The bishops are well aware that the scandal made the church vulnerable to expectations of change. In the lobby of the hotel where the bishops met, a former priest passed out brochures promoting a married priesthood. Nearby, gay Catholics were on their knees demanding that the bishops serve them Holy Communion.
The former priest, Ron Ingalls, who represents a group in Framingham, Mass., called Celibacy Is the Issue, said, "We think the problem can only be resolved if the laypeople demand changes in the church, which includes a married priesthood and women priests."
When asked whether the abuse crisis had brought the church closer to such changes, Mr. Ingalls said: "Just the opposite. We are further away than ever."
The crisis has given rise to movements among the laity like Voice of the Faithful that demand accountability from the bishops on finances and on their promise to protect children. But Voice of the Faithful leaders have taken pains to say that although they challenge the bishops' authority as administrators, they are not challenging church doctrine.
Still, many bishops are suspicious that what the new lay movements really want is a wholesale revolution that would overthrow the hierarchy and the doctrine. In his speech opening the fall meeting, the president of the conference, Bishop Wilton D. Gregory of Belleville, Ill., reflected the effort to draw the line.
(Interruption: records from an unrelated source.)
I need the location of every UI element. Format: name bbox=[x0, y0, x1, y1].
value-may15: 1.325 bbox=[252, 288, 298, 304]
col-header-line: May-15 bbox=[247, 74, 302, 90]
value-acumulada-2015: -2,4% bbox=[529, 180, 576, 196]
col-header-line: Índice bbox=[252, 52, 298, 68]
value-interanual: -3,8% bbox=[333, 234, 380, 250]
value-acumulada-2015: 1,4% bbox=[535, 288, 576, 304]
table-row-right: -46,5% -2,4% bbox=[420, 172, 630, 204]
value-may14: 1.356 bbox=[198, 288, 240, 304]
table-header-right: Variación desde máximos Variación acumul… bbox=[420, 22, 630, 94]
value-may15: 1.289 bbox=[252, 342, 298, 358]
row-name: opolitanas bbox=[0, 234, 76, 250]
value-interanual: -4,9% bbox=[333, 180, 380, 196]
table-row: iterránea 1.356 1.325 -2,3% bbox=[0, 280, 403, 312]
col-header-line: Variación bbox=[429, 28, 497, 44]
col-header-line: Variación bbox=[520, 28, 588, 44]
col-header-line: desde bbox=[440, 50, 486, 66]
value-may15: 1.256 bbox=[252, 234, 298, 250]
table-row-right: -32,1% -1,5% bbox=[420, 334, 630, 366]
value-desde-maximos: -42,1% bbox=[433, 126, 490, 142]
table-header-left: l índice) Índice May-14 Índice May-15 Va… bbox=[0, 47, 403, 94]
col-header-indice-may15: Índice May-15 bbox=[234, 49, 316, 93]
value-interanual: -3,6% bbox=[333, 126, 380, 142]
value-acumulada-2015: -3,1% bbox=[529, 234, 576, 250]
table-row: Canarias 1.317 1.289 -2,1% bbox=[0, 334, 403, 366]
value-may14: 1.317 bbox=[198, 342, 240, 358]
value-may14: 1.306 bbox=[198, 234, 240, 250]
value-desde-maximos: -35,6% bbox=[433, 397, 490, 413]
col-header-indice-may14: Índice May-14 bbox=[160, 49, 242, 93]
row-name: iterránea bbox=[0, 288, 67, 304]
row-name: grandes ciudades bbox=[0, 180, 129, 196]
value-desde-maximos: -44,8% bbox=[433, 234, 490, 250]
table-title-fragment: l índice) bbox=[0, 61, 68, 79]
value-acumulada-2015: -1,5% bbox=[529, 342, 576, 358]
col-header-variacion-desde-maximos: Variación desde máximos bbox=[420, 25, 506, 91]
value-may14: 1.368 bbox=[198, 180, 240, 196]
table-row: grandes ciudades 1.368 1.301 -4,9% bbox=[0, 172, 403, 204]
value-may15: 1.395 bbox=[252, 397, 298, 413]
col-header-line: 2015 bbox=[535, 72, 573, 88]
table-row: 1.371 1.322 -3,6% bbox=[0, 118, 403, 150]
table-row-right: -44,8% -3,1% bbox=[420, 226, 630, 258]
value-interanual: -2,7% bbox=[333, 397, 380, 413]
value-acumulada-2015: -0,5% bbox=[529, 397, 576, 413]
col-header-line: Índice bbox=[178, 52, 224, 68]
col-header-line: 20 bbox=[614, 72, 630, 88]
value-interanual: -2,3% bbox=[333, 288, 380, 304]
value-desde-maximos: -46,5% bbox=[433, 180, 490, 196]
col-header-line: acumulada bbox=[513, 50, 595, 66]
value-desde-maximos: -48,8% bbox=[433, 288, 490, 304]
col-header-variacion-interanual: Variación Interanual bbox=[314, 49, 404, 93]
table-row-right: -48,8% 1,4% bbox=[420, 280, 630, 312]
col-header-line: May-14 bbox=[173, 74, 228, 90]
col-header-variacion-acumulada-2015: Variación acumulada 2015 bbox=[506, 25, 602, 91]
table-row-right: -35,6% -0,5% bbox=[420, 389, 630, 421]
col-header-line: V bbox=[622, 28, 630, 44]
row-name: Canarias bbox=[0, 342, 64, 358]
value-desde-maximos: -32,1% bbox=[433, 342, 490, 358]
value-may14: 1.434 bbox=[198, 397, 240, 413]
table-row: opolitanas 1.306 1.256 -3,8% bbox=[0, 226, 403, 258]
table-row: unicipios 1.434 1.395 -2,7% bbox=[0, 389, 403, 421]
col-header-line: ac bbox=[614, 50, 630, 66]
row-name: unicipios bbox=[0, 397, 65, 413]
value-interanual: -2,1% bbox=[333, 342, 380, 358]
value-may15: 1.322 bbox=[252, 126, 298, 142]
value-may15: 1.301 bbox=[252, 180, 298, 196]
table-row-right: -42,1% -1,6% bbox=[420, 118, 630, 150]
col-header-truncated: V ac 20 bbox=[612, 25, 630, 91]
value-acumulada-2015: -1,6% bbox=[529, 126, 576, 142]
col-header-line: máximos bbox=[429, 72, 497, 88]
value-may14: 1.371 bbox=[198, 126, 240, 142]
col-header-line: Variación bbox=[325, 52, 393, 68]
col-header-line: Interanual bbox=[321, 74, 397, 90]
Bishop Gregory laced his speech with praise for laypeople active in church work and called on bishops and pastors to recognize and encourage laity who seek to "assist" the bishops in parish councils, diocesan finance councils, chanceries and tribunals.
He sounded a warning about Catholics "at extremes within the church who have chosen to exploit the vulnerability of the bishop in this moment to advance their own agendas."
The bishops are not a monolithic group. At their meeting in Dallas, at the height of the scandal, some bishops whispered to a visitor that they were fed up with a pope who refused to consider ordaining married men or women.
But a vast majority of bishops are company men, appointed by and loyal to Pope John Paul II. At the Washington meeting, they made it clear that those who were looking to them for innovation would be disappointed.
There is one antidote to the abuse crisis, the Rev. Richard John Neuhaus, editor of First Things, a conservative Catholic magazine, said at a recent forum. That, he said, is, "Fidelity, fidelity, fidelity."